Frank playing piano in a Navy band during WWII

Most of the songs below are recent first take recordings done without any rehearsal — I simply asked him to play tunes he’s known all his life.  These Foolish Things, My Favorite Things, and I Surrender Dear, however, were recorded in the early 2000s and released on his CD, Blues For George.  We have finished a CD entitled Yesterdays, and also an original, ensemble CD, Generations.



Though I’m not exactly sure why — if it’s the wonderful tunes, his interpretation of them, or a combination of these things — these songs make me smile every time I listen.  I hope they make you smile too.

Thanks for listening —


Frank (right) and buddy Jerry Holton with guitarist Saunders King taken at the Backstage Club in San Francisco.  The photo is autographed and says “To Frank — A Swell Guy  Musically Yours, Saunders King and Orchestra ’46’ “

 Sunny Side of the Street


Georgia On My Mind

Smoke Gets In Your Eyes

Body and Soul

I’ll Remember April

Rockin’ Chair

Ring Dem Bells

These Foolish Things

My Favorite Things

I Surrender Dear

You Go To My Head/They Can’t Take That Away From Me


Memories Of You


Frank’s Story

(appeared in the Albion News on 12-5-12)

Based on my 30 years of experience helping introduce students to music, I’d say just about every kid would like to be a musician.  My own son Thomas asked to start piano lessons the day he turned 5.  Thomas loves music so much that you couldn’t stop him from making it if you tried.
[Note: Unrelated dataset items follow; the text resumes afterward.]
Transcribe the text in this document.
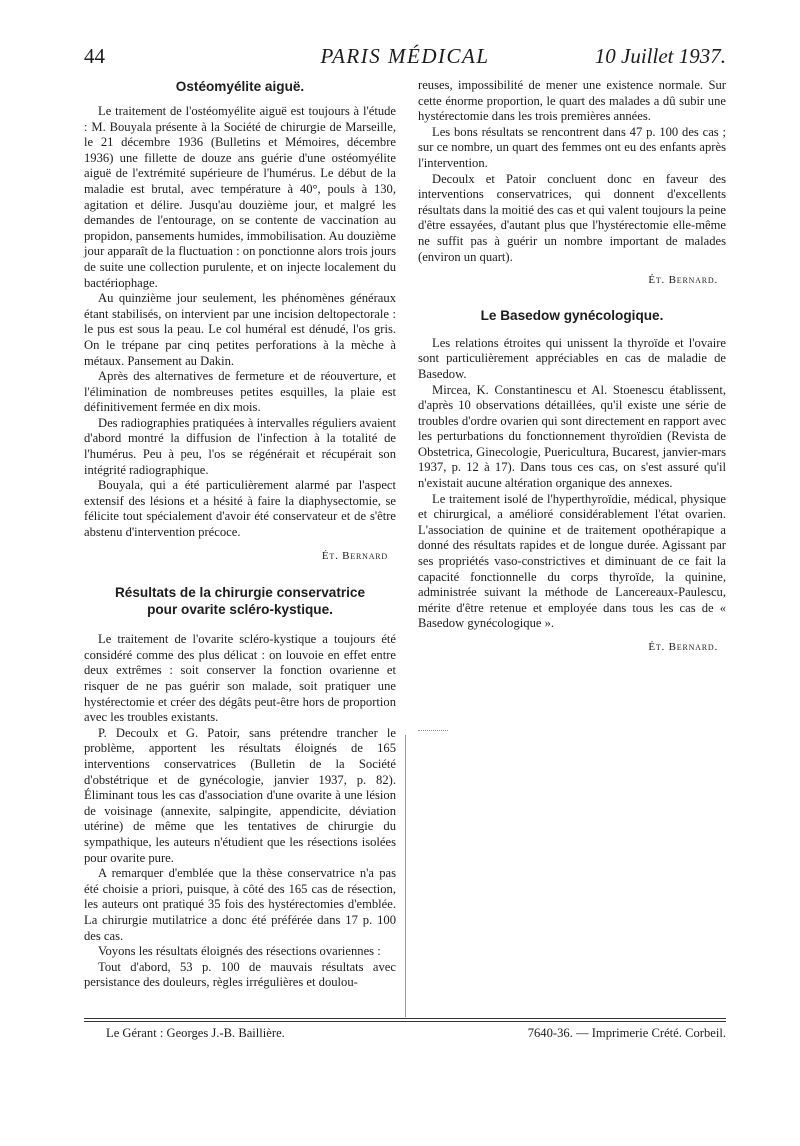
44	PARIS MÉDICAL	10 Juillet 1937.
Ostéomyélite aiguë.

Le traitement de l'ostéomyélite aiguë est toujours à l'étude : M. Bouyala présente à la Société de chirurgie de Marseille, le 21 décembre 1936 (Bulletins et Mémoires, décembre 1936) une fillette de douze ans guérie d'une ostéomyélite aiguë de l'extrémité supérieure de l'humérus. Le début de la maladie est brutal, avec température à 40°, pouls à 130, agitation et délire. Jusqu'au douzième jour, et malgré les demandes de l'entourage, on se contente de vaccination au propidon, pansements humides, immobilisation. Au douzième jour apparaît de la fluctuation : on ponctionne alors trois jours de suite une collection purulente, et on injecte localement du bactériophage.

Au quinzième jour seulement, les phénomènes généraux étant stabilisés, on intervient par une incision deltopectorale : le pus est sous la peau. Le col huméral est dénudé, l'os gris. On le trépane par cinq petites perforations à la mèche à métaux. Pansement au Dakin.

Après des alternatives de fermeture et de réouverture, et l'élimination de nombreuses petites esquilles, la plaie est définitivement fermée en dix mois.

Des radiographies pratiquées à intervalles réguliers avaient d'abord montré la diffusion de l'infection à la totalité de l'humérus. Peu à peu, l'os se régénérait et récupérait son intégrité radiographique.

Bouyala, qui a été particulièrement alarmé par l'aspect extensif des lésions et a hésité à faire la diaphysectomie, se félicite tout spécialement d'avoir été conservateur et de s'être abstenu d'intervention précoce.

Ét. Bernard
Résultats de la chirurgie conservatrice
pour ovarite scléro-kystique.

Le traitement de l'ovarite scléro-kystique a toujours été considéré comme des plus délicat : on louvoie en effet entre deux extrêmes : soit conserver la fonction ovarienne et risquer de ne pas guérir son malade, soit pratiquer une hystérectomie et créer des dégâts peut-être hors de proportion avec les troubles existants.

P. Decoulx et G. Patoir, sans prétendre trancher le problème, apportent les résultats éloignés de 165 interventions conservatrices (Bulletin de la Société d'obstétrique et de gynécologie, janvier 1937, p. 82). Éliminant tous les cas d'association d'une ovarite à une lésion de voisinage (annexite, salpingite, appendicite, déviation utérine) de même que les tentatives de chirurgie du sympathique, les auteurs n'étudient que les résections isolées pour ovarite pure.

A remarquer d'emblée que la thèse conservatrice n'a pas été choisie a priori, puisque, à côté des 165 cas de résection, les auteurs ont pratiqué 35 fois des hystérectomies d'emblée. La chirurgie mutilatrice a donc été préférée dans 17 p. 100 des cas.

Voyons les résultats éloignés des résections ovariennes :

Tout d'abord, 53 p. 100 de mauvais résultats avec persistance des douleurs, règles irrégulières et doulou-

reuses, impossibilité de mener une existence normale. Sur cette énorme proportion, le quart des malades a dû subir une hystérectomie dans les trois premières années.

Les bons résultats se rencontrent dans 47 p. 100 des cas ; sur ce nombre, un quart des femmes ont eu des enfants après l'intervention.

Decoulx et Patoir concluent donc en faveur des interventions conservatrices, qui donnent d'excellents résultats dans la moitié des cas et qui valent toujours la peine d'être essayées, d'autant plus que l'hystérectomie elle-même ne suffit pas à guérir un nombre important de malades (environ un quart).

Ét. Bernard.
Le Basedow gynécologique.

Les relations étroites qui unissent la thyroïde et l'ovaire sont particulièrement appréciables en cas de maladie de Basedow.

Mircea, K. Constantinescu et Al. Stoenescu établissent, d'après 10 observations détaillées, qu'il existe une série de troubles d'ordre ovarien qui sont directement en rapport avec les perturbations du fonctionnement thyroïdien (Revista de Obstetrica, Ginecologie, Puericultura, Bucarest, janvier-mars 1937, p. 12 à 17). Dans tous ces cas, on s'est assuré qu'il n'existait aucune altération organique des annexes.

Le traitement isolé de l'hyperthyroïdie, médical, physique et chirurgical, a amélioré considérablement l'état ovarien. L'association de quinine et de traitement opothérapique a donné des résultats rapides et de longue durée. Agissant par ses propriétés vaso-constrictives et diminuant de ce fait la capacité fonctionnelle du corps thyroïde, la quinine, administrée suivant la méthode de Lancereaux-Paulescu, mérite d'être retenue et employée dans tous les cas de « Basedow gynécologique ».

Ét. Bernard.
Le Gérant : Georges J.-B. Baillière.	7640-36. — Imprimerie Crété. Corbeil.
Not so my father, Frank.  Though music has always been a part of his life, he hated taking piano lessons.  He, too, began at the age of 5, but not because he wanted to.  And it was an hour of practice every day for the next ten years.  He’d do anything to get out of it only to have to practice twice as long the next day if he did.

Frank didn’t much care for performing either, maybe because he was regularly hauled out of bed to play for late evening visitors.  But as he got older he began playing the music he liked – jazz – and suddenly all those lessons began to pay off.

Frank enlisted in the Navy the day he turned 18 in March of 1945 and was classified as a musician.  The problem was that Navy musicians were officially there only to play during parades.  Since pianos are notoriously hard to march with, my dad was listed as a baritone horn player.  He’s told me he lived in constant fear of being called upon to actually play one sometime.

Fortunately, he wasn’t.  Sailors love music as much as everyone else, and after boot camp he was assigned to play piano with a big band.  This was when he discovered how much he hadn’t learned from lessons with Methodist organist Ora Hutchinson – instead of written-out piano parts, all he had were “charts” full of arcane chord symbols.  And none of them were chords he knew!

It was a classic “sink-or-swim” situation (no Naval pun intended).  Since he couldn’t read the charts, he had to rely on his ear and innate musical skill.  Fortunately that worked and he went on to play with many fine musicians, especially when off duty in the Philippine Islands where he was involved in efforts to mop up Japanese troops who went into hiding when the Islands were liberated.

I never asked him, but I imagine he planned to continue playing when he got out of the service.  But events in a Harlem nightclub, Minton’s Playhouse, changed his (and many other people’s) musical future.  There, legendary musicians like Dizzy Gillespie, Charlie Parker and Thelonious Monk had invented a new style of jazz, a frantic, harmonically complex approach they called “Be Bop.”

Be Bop was so new and different that it was believed you could only play it while high on heroine.  So when back in the States and faced with adapting to a new and unfamiliar style – Frank instead came home where he continued to play for friends and family but rarely for the public.

Now in a nursing home, Frank still plays.  A year ago I began recording him playing the jazz “standards” he’s been playing since his teens, standards like Stardust and Sunny Side of the Street, right there in his room.  We’ve finally compiled enough songs to make a CD, and though Frank says he used to be able to play them better, a lifetime of artistry has been distilled into each performance.  An echo of an era when music was judged on skill and musicianship rather than hype and flash, listening to Frank’s playing makes me feel good, and I hope others will enjoy it as well.